Gaza – PIC. Il ministero della Salute di Gaza ha annunciato lunedì di aver perso ogni contatto con il personale medico all’interno del complesso medico di al-Shifa, dopo che i droni israeliani hanno bombardato l’area circostante l’ospedale.
In una dichiarazione, il ministero ha affermato che i continui attacchi hanno reso impossibile l’accesso alla struttura sia per i pazienti che per le ambulanze. Ha avvertito che 12 neonati prematuri rimangono intrappolati all’interno dell’ospedale assediato, sottolineando quello che ha descritto come un calcolato tentativo israeliano di smantellare il sistema sanitario e sradicare forzatamente i civili.
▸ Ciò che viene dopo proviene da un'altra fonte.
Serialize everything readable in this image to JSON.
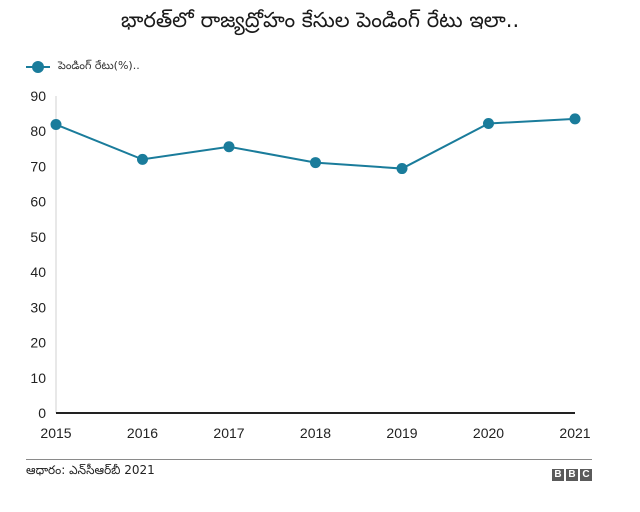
{
  "title": "భారత్‌లో రాజ్యద్రోహం కేసుల పెండింగ్ రేటు ఇలా..",
  "legend": {
    "label": "పెండింగ్ రేటు(%).."
  },
  "footer": {
    "source": "ఆధారం: ఎన్‌సీఆర్‌బీ 2021",
    "logo": [
      "B",
      "B",
      "C"
    ]
  },
  "colors": {
    "series": "#1a7c9b",
    "axis": "#222222",
    "yaxis": "#d0d0d0"
  },
  "chart_data": {
    "type": "line",
    "title": "భారత్‌లో రాజ్యద్రోహం కేసుల పెండింగ్ రేటు ఇలా..",
    "xlabel": "",
    "ylabel": "",
    "categories": [
      "2015",
      "2016",
      "2017",
      "2018",
      "2019",
      "2020",
      "2021"
    ],
    "series": [
      {
        "name": "పెండింగ్ రేటు(%)..",
        "values": [
          81.9,
          72.0,
          75.6,
          71.1,
          69.4,
          82.2,
          83.5
        ]
      }
    ],
    "yticks": [
      0,
      10,
      20,
      30,
      40,
      50,
      60,
      70,
      80,
      90
    ],
    "ylim": [
      0,
      90
    ],
    "grid": false,
    "legend_position": "top-left"
  }
}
L’ultima ondata di attacchi arriva dopo che gli aerei da guerra israeliani hanno scatenato domenica quella che i palestinesi chiamano una “cintura di fuoco” di bombardamenti intorno allo Shifa e ai quartieri circostanti, radendo al suolo torri residenziali e case nell’ambito di una campagna di distruzione totale in tutta la città di Gaza.
Allo stesso tempo, carri armati e unità corazzate israeliane si sono spinti più in profondità nei quartieri densamente popolati, intensificando l’offensiva di terra. L’escalation ha fatto seguito a uno dei giorni più sanguinosi delle ultime settimane, con oltre 90 palestinesi uccisi in sole 24 ore.
Lo Shifa è stato ripetutamente bersaglio di attacchi militari israeliani. Il 18 marzo 2024, le forze israeliane hanno preso d’assalto l’ospedale sotto una raffica di fuoco pesante, ordinando lo sfollamento di interi quartieri e lasciando centinaia di martiri. Quell’assedio durato due settimane ha ridotto in macerie ampie sezioni del complesso e delle sue attrezzature mediche.
Secondo i dati dell’ufficio stampa del governo di Gaza, dall’ottobre 2023, Israele ha distrutto o costretto alla chiusura 38 ospedali, attaccato 96 centri sanitari e distrutto o reso inutilizzabili 197 ambulanze. Sono stati registrati 788 attacchi diretti contro strutture sanitarie, personale medico e linee di rifornimento. Almeno 1.670 medici, infermieri e paramedici sono stati uccisi nell’adempimento del dovere.
“Ciò che sta accadendo al settore sanitario di Gaza non è un danno collaterale, ma una campagna sistematica per estinguere l’ultima ancora di salvezza per i civili”, ha affermato il ministero della Salute.